I have played with it a bit on side-projects. TL;DR: would not recommend it unless you're building a game or is in unique circumstances. Pick something with a faster feedback loop for development GUIs.
While HaxeUI is usable, you'll be on your own a lot:
* Documentation is scarce
* You'll likely run into bugs the moment you try to go beyond hello world examples
* No promises of regular releases or API stability whatsoever. You're expected to run versions directly from GitHub
* wxWidgets backend sometimes segfaults with the examples from its HaxeUI's website
* tooling is subpar for GUI apps in Haxe; forget having anything as good as any modern frontend framework with Vite. Hot-reload somewhat works on HashLink, but there's almost no documentation on how to use it.
It's maintained by a very nice dude, who does a good job considering the coverage of his libraries, the fact that he does that by himself, and the fact that the OpenFL-based backends work well. HaxeUI is used in production by a few people who work with the HaxeUI developer.
FeathersUI is another option, with much, much better documentation (probably one of the best for Haxe libraries), but smaller component coverage than HaxeUI. I ran into less bugs with it in general, and the dev seems more focused on consistent, well-tested releases. Also a really nice guy from my experience, just like the HaxeUI dev.
But overall, iteration times of GUI applications is just not good with Haxe. You'll suffer if you are used to modern frontend tooling. The accessibility story is nonexistent. And I'm not sure the performance would even be better than just opening a WebView. Definitely not on mobile.
I would only recommend using those two libraries in three circumstances:
* You are building a one-off GUI tool that has a simple interface. Think something like LunarIPS. In that case, you can get something usable pretty quickly which will look good if you don't care about following the native toolkit (don't go the hxWidgets path, it's guaranteed suffering).
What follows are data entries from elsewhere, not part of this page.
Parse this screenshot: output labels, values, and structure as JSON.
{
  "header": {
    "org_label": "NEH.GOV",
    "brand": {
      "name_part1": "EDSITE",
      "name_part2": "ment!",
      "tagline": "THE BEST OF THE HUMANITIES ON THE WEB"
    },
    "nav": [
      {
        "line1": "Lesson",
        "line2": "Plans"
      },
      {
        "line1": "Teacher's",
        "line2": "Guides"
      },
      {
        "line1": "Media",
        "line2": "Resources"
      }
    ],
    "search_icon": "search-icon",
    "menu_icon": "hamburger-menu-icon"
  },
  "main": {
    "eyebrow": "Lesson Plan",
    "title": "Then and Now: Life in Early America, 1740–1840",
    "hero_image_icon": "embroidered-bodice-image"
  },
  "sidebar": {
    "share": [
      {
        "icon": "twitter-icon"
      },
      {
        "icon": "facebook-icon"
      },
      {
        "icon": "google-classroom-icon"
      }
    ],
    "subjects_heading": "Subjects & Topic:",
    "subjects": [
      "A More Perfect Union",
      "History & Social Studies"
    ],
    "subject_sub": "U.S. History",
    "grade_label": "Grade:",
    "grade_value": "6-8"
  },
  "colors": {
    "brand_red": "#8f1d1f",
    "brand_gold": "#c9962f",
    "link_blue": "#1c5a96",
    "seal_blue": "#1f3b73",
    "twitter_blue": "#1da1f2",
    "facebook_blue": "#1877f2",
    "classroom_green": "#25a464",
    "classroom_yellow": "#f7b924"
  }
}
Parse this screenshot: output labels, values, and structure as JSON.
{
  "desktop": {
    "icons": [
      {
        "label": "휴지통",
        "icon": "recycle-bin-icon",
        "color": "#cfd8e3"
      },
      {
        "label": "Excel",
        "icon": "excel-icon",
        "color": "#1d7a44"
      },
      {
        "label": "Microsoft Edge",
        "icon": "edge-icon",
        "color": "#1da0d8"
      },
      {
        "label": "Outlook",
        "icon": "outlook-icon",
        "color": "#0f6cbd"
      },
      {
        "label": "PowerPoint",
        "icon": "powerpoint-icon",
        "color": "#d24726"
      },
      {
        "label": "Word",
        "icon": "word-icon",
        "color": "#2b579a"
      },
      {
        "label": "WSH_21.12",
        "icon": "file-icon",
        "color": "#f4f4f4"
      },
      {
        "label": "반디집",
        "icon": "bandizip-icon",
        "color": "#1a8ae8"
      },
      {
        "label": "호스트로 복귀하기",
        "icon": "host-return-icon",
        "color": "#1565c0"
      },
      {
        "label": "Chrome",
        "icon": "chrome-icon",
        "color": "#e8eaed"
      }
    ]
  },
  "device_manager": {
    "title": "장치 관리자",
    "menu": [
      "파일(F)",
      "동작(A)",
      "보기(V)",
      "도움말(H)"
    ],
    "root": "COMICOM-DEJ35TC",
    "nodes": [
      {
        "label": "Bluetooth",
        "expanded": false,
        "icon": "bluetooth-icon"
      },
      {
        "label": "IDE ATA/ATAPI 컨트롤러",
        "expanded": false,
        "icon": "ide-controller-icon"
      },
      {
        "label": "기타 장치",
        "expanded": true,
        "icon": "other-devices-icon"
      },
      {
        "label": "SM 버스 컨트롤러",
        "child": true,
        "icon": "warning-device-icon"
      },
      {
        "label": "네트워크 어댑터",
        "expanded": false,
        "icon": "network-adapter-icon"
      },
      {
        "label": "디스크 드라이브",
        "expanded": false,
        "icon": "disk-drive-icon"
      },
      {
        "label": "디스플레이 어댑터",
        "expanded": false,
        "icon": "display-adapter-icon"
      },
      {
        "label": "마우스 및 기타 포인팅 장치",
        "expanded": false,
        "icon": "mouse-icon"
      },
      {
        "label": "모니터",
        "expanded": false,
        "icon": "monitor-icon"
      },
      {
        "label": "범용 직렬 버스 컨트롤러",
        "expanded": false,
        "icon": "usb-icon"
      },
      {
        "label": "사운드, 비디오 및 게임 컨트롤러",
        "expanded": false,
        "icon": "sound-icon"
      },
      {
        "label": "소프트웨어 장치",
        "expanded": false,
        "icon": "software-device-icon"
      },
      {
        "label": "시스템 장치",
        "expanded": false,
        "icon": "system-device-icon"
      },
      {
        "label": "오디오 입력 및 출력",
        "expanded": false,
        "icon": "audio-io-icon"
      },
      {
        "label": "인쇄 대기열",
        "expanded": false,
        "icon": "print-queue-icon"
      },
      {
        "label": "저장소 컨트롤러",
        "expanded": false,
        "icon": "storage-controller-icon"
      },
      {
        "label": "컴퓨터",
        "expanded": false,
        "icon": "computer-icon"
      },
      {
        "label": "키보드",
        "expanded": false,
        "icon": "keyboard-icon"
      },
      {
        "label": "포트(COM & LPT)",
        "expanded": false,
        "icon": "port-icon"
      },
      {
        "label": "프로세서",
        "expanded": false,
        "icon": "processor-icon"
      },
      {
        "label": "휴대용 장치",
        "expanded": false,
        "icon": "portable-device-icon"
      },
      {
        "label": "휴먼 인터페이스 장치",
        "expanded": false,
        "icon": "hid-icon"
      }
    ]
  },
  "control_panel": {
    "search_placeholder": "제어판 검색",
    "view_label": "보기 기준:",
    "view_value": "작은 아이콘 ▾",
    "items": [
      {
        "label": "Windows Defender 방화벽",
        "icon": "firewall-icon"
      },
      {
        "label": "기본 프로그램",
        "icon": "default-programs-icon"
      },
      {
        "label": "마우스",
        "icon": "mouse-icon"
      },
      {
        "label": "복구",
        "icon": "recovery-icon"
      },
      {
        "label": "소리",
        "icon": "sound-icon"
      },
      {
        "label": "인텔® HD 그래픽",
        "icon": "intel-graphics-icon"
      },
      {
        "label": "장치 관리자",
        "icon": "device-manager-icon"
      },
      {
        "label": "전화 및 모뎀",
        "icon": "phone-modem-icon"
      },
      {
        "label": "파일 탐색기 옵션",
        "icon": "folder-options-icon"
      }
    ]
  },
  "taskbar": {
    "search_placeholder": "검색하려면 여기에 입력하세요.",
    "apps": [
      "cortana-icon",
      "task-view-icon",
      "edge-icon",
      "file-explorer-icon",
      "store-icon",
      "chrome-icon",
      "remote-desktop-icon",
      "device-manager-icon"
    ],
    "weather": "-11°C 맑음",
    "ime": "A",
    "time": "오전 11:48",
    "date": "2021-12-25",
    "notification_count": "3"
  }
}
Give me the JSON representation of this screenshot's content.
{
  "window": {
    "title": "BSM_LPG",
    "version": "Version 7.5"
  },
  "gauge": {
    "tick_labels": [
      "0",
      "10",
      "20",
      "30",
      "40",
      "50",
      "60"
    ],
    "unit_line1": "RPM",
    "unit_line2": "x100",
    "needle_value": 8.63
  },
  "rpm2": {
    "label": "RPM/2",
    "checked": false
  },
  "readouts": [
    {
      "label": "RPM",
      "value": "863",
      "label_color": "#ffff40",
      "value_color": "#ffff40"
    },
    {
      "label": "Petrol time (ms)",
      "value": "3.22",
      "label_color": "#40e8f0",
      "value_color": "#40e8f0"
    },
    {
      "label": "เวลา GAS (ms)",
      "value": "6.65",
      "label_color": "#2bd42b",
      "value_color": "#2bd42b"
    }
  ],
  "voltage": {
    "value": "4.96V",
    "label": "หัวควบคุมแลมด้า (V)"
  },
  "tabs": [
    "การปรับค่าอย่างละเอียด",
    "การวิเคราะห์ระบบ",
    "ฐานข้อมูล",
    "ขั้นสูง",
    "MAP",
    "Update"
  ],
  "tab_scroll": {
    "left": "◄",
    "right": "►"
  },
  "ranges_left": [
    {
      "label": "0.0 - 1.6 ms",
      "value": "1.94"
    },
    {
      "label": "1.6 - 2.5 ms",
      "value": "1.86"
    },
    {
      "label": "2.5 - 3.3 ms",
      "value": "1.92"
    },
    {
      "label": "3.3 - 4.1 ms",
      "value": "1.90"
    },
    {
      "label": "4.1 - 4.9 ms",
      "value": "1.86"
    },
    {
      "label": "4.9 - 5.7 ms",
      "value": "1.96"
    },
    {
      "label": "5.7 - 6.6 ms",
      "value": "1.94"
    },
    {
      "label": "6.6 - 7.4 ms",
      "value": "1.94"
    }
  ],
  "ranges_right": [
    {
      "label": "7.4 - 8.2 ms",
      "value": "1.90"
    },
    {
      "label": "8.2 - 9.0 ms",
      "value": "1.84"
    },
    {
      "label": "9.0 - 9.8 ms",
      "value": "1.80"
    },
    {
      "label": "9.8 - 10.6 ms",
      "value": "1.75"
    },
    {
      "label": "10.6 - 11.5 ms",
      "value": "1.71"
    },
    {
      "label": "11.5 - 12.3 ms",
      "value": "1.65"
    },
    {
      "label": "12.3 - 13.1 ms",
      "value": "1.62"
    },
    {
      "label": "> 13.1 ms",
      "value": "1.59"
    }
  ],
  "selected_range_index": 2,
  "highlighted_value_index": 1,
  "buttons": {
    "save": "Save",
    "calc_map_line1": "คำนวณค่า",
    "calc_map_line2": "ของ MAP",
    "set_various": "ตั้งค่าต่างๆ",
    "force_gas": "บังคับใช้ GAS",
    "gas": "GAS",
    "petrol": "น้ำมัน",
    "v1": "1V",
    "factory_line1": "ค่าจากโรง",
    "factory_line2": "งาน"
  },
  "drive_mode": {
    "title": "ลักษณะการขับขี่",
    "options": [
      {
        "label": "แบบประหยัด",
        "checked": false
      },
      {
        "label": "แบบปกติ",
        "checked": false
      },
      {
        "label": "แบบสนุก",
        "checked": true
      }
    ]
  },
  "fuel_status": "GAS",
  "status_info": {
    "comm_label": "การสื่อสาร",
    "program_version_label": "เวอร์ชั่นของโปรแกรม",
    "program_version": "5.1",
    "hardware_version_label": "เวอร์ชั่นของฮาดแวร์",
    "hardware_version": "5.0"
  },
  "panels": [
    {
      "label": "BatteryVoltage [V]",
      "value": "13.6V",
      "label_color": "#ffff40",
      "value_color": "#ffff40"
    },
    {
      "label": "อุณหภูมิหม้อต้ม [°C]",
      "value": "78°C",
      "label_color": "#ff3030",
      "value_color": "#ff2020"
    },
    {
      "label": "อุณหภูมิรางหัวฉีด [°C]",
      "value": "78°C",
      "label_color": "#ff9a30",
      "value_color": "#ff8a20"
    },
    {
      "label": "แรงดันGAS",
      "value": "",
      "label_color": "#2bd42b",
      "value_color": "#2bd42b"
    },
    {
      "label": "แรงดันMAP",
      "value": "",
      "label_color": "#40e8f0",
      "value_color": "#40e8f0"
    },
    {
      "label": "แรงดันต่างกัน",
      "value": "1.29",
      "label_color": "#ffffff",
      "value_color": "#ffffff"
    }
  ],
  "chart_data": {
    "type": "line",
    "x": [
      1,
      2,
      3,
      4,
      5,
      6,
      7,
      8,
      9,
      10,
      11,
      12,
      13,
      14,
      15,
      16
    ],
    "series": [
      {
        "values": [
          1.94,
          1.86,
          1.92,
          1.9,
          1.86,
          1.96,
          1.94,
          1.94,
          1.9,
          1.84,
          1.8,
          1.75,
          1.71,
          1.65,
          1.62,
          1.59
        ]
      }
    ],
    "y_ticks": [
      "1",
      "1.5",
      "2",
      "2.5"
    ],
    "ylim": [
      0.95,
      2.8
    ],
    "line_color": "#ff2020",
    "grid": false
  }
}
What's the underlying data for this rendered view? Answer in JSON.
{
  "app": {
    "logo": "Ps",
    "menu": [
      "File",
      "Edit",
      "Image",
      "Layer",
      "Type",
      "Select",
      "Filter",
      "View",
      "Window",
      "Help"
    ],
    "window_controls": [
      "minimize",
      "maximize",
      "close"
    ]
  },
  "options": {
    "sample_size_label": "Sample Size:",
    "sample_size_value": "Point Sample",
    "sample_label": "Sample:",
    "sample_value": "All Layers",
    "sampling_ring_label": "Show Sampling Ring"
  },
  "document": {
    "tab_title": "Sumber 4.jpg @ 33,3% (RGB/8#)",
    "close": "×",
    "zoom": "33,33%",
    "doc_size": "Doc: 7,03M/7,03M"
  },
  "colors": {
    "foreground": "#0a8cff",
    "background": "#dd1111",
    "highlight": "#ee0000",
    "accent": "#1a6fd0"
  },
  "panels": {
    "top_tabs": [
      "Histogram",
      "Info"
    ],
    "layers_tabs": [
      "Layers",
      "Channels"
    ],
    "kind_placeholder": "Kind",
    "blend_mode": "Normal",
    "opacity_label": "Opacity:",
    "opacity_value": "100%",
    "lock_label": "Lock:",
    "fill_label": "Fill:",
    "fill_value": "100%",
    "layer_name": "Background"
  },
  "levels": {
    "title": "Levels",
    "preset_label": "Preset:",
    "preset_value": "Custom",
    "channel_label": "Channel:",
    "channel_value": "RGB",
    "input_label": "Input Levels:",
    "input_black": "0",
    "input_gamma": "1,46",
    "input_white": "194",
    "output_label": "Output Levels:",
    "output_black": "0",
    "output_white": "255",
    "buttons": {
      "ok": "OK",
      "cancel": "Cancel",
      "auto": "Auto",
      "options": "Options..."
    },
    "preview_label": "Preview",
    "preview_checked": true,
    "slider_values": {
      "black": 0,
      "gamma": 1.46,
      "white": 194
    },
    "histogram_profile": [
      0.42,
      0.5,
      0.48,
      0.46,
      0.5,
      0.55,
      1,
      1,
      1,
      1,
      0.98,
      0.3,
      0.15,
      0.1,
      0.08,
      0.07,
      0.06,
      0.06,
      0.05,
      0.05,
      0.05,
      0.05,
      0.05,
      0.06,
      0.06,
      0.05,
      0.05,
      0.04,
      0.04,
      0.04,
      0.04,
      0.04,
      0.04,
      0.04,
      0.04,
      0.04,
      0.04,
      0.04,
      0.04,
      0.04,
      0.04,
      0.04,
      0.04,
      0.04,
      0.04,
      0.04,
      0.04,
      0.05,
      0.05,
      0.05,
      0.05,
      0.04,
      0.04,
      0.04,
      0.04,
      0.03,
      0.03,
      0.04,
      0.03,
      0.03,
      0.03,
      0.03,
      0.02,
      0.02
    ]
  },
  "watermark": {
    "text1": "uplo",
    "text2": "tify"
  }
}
* You are building some interface which will be used inside a game made with Haxe. Say, a login form inside your multiplayer game. In that case, it makes perfect sense to use one of those two libraries.
* Your application, for whatever reason (personal taste included), will have a more game-y UI, and it makes more sense to code it in a game engine than the DOM or Qt or whatever.
A fourth reason that is valid for anything is if you're in a Haxe shop, and want to maintain a single language for all projects. Those places do exist (like Shiro Games).
I think that if I __had__ to build a GUI program in Haxe these days, I'd build a prototype with vanilla JS or React first, iterate on it, and only start a HaxeUI/FeathersUI version later.
Thanks for a detailed note sharing your experience. Very informative.